Os protagonistas são alguns dos principais nomes da música brasileira daquela
década para cá: o ex-TitãArnaldo Antunes, o cabeça do Ira!Edgar Scandurra, a ex-Gang 90 Ticiana
Barros e o multi-instrumentista Antonio
Pinto (autor de várias e ótimas trilhas sonoras de filmes como “Cidade de
Deus”, “Central do Brasil” e “Colateral”).
O grupo faz um som baseado no rock mas que investe também na psicodelia
e nos ritmos brasileiros, passando pelo pop, funk e eletrônico. Conceitualmente,
“Pequeno Cidadão” encerra a ideia de uma educação infanto-juvenil comprometida
com o ser humano e com o planeta, sem perder o lado legal da brincadeira e da modernidade
– ou seja, sem deixar esse “comprometimento” virar uma coisa chata e somente pró-forma.
As músicas trazem como temas coisas normais (ou que deveriam ser normais) do
universo infantil: alegrias, dúvidas, bichos, desafios, tristezas e aquilo que
move a todos (ou deveria mover): amor. Afinal, criança não precisa de música
bobinha: ela pode muito bem curtir um rock
‘n’ roll com poesia que lhe faça pensar. Multiplataforma e ativo, “Pequeno
Cidadão” é, no entanto, mais do que apenas só música: o projeto conta com um
segundo CD (2012), um precioso DVD de animações de todas as faixas do primeiro
volume e quatro livros temáticos, além de jornal online e várias ações
culturais que promovem em São Paulo. Tudo com ilustrações de Jimmy Leroy, que
dá uma assinatura plástica muito peculiar em todos os materiais.
Uma das lindas artes de Jimmy Leroy.
Pontapé inicial do projeto, este CD começa pela faixa que lhe dá nome e
que, de certa forma, o sintetiza, pois expressa a ideia de formar uma criança
com responsabilidades mas a deixando ser aquilo que ela é: criança. E como Vinícius de Moraes ensinou: não duvidando da inteligência delas.

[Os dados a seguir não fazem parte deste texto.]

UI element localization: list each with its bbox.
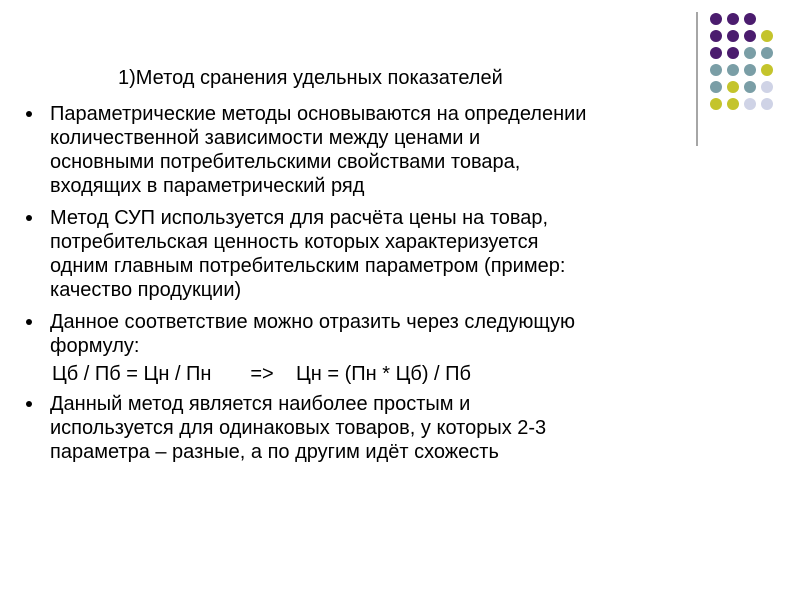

Arnaldo, acostumado a escrever para esse público desde os Titãs, pratica isso se valendo de figuras
de linguagem como anáforas, repetições no início de cada frase, e,
principalmente, de anástrofes – e aí está já uma das sacadas pedagógicas da
turma: mostrar para a criança a riqueza da língua portuguesa. A anástrofe é um
caso especial dentro de nossa gramática, pois usa a inversão de maneira
incomum: trocando sujeito e predicado, surpreende com a lógica que forma. Na
letra, tudo que é brincadeira vira dever e vice-versa, estabelecendo uma dialética
de correlação e não de condicionamento entre ambos. Por exemplo, o verso “Agora pode fazer a lição” ganha sentido
de um consenso entre pais e filhos e não de obrigação como geralmente se
entende daquilo que não é diversão. Em contrapartida, “Agora tem que jogar videogame” passa a ter a ideia de um convite à
brincadeira, rejeitando o famigerado “tenke”

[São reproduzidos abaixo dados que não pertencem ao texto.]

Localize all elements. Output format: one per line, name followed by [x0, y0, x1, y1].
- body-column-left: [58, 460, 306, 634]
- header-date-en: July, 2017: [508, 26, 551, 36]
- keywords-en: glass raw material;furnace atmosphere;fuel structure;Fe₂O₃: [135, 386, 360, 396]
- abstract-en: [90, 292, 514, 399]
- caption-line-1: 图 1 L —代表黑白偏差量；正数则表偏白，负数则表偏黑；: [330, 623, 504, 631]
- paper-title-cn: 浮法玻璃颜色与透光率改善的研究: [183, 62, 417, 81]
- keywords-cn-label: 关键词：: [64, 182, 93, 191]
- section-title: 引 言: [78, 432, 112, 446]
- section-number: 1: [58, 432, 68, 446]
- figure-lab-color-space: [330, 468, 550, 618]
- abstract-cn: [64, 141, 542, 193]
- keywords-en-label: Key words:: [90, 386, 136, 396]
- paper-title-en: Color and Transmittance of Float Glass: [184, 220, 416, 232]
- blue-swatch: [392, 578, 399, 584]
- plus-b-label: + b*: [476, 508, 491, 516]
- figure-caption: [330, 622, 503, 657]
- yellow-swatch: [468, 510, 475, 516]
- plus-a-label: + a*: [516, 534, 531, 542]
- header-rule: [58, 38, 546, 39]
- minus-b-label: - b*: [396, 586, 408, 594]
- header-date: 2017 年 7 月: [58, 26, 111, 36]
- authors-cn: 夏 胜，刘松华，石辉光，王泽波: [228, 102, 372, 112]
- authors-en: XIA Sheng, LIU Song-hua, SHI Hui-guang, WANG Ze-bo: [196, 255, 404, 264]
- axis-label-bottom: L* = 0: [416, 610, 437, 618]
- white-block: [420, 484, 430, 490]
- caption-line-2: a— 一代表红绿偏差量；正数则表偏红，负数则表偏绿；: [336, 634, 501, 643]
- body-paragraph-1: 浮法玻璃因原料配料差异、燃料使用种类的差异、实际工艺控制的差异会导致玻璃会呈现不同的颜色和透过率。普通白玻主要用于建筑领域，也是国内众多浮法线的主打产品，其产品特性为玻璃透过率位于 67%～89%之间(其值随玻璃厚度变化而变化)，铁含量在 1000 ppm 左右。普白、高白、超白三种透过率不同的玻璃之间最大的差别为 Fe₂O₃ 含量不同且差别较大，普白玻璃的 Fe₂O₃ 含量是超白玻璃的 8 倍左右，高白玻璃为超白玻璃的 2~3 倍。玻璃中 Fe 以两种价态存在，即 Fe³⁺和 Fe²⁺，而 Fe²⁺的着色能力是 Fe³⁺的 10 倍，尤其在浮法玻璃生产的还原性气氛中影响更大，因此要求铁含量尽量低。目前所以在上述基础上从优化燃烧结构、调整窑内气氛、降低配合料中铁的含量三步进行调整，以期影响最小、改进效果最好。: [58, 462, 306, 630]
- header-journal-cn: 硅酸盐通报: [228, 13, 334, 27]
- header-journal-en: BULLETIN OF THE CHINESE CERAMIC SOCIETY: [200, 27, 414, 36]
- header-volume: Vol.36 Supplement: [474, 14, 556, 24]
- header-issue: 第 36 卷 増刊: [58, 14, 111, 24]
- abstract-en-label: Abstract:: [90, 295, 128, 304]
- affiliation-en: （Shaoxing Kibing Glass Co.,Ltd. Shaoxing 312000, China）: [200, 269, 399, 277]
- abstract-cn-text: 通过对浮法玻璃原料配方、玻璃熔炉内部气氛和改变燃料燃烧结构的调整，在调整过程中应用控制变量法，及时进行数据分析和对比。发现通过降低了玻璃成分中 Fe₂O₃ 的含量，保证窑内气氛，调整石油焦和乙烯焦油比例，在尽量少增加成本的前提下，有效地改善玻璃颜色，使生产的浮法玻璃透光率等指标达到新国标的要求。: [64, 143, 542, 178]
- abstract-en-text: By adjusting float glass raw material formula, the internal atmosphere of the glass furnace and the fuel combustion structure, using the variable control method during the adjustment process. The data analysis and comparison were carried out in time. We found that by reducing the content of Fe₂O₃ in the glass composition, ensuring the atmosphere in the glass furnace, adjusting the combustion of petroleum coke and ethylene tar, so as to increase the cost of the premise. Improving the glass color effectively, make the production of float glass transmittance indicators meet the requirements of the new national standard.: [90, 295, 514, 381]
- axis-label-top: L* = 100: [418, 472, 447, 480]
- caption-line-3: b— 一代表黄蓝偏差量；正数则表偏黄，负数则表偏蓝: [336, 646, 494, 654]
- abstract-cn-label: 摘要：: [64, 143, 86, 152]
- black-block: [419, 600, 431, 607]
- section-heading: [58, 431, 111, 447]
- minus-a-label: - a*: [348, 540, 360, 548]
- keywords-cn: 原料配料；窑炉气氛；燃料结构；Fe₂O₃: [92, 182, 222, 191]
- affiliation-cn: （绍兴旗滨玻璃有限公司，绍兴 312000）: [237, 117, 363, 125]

imposto pelos mais velhos. Além de tudo, a música é um rock embalado e
pegajoso, cujo gostoso refrão o resume clara e brilhantemente: “É sinal de educação/ Fazer sua obrigação/
Para ter o seu direito de pequeno cidadão”.

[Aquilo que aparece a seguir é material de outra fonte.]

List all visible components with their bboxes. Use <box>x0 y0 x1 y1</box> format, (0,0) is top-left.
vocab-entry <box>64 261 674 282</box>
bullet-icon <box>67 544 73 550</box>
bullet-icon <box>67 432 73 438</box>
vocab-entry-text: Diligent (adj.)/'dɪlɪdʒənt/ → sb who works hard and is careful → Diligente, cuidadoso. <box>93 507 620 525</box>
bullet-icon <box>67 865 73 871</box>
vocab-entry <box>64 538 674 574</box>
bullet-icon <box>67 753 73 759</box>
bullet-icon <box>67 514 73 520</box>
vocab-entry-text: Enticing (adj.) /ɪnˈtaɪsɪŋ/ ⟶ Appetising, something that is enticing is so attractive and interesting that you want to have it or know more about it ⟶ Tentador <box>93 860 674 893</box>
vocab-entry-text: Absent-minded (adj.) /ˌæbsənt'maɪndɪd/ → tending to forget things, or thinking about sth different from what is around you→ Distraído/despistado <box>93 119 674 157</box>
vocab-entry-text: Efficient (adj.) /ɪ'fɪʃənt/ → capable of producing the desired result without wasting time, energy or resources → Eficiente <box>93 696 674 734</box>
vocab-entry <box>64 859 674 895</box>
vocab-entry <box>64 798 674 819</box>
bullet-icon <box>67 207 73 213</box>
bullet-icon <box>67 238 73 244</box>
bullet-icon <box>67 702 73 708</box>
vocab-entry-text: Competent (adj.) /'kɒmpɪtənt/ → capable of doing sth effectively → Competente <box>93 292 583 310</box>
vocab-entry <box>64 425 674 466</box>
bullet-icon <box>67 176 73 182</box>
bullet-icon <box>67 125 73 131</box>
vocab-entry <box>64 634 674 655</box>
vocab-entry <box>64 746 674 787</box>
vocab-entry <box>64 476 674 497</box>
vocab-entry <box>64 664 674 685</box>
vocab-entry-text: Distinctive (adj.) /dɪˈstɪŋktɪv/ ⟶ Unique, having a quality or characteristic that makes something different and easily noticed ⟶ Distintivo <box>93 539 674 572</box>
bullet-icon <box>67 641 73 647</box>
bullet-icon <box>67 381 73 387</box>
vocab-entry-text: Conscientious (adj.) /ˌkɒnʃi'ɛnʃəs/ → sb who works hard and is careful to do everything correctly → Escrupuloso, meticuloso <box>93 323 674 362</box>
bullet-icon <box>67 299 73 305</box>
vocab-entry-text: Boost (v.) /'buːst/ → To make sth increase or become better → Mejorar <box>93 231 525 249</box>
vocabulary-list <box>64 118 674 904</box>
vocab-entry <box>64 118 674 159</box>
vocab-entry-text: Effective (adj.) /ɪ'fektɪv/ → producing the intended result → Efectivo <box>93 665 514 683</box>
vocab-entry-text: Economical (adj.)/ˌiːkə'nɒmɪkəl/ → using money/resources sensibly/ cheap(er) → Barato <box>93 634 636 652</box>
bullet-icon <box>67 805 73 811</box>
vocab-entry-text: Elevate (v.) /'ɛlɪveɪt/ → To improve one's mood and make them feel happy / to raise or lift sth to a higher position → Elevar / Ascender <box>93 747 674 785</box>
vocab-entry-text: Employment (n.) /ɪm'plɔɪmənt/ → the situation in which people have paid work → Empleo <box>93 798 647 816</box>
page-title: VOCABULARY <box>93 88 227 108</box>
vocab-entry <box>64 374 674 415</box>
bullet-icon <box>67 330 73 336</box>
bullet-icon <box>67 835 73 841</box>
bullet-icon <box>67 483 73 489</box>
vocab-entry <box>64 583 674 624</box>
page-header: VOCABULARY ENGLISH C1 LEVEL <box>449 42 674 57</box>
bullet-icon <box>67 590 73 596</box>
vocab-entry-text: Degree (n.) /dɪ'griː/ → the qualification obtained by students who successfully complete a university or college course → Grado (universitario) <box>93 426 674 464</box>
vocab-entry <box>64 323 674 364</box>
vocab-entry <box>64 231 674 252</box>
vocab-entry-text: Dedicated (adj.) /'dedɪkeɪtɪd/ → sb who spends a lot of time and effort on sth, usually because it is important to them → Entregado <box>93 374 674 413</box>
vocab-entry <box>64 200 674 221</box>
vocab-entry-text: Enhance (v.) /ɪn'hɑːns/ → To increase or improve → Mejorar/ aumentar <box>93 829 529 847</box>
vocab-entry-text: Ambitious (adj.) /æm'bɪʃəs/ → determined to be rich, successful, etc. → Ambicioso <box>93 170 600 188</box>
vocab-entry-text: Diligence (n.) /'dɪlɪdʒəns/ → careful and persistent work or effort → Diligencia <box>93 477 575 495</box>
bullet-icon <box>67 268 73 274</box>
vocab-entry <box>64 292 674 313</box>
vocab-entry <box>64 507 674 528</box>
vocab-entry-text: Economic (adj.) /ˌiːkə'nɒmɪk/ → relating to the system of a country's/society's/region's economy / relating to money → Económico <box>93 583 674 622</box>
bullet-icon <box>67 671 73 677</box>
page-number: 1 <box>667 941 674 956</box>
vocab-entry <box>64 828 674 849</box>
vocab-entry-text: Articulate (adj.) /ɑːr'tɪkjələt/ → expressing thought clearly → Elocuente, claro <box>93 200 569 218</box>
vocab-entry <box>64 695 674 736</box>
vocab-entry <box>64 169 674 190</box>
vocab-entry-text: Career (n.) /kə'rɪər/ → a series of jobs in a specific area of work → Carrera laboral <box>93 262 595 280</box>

Antonio Pinto, coautor da primeira faixa, assina com Ticiana uma das
mais lindas canções (infantis? De amor? Da música brasileira deste século?) do
álbum: “O Sol e a Lua”. A música emociona a mim e a muitas pessoas que conheço,
sejam crianças ou adultos. É um pop-rock cantado por ele e por um dos meninos,
além do coro das crianças no refrão e das recitações na voz grave de Arnaldo. Voltada
para os mais crescidinhos, fala sobre um acontecimento que ocorre com todo
mundo na pré-adolescência: o amor não retribuído, aqui personificando nos dois
astros. Apaixonado, o Sol pediu a Lua em casamento e disse que lhe amava há
muito tempo, mas a Lua respondeu que seu coração não pertencia a ninguém, pois ela
só servia para inspirar os casais, “dos
grandes poetas aos mais normais”. O Astro-Rei, claro, ficou na fossa. Desesperado,
foi pedir ajuda até para o Vento, que, apressado, nem parou para lhe escutar.
Foi então que: “O Sol sem saber mais o
que fazer/ Tanto amor pra dar/ E começou a chorar/ E a derreter/ E começou a
chover, e a molhar/ E a escurecer”. E não é assim mesmo que nos sentimos
quando ficamos tristes por amor: derretidos e sem brilho? No final, o consolo
dito na delicadeza da voz infantil: “Se a
Lua não te quer, tudo bem/ Você é lindo, cara/ E seu brilho vai muito mais
além/ Um dia você vai encontrar alguém que com certeza vai te amar também”.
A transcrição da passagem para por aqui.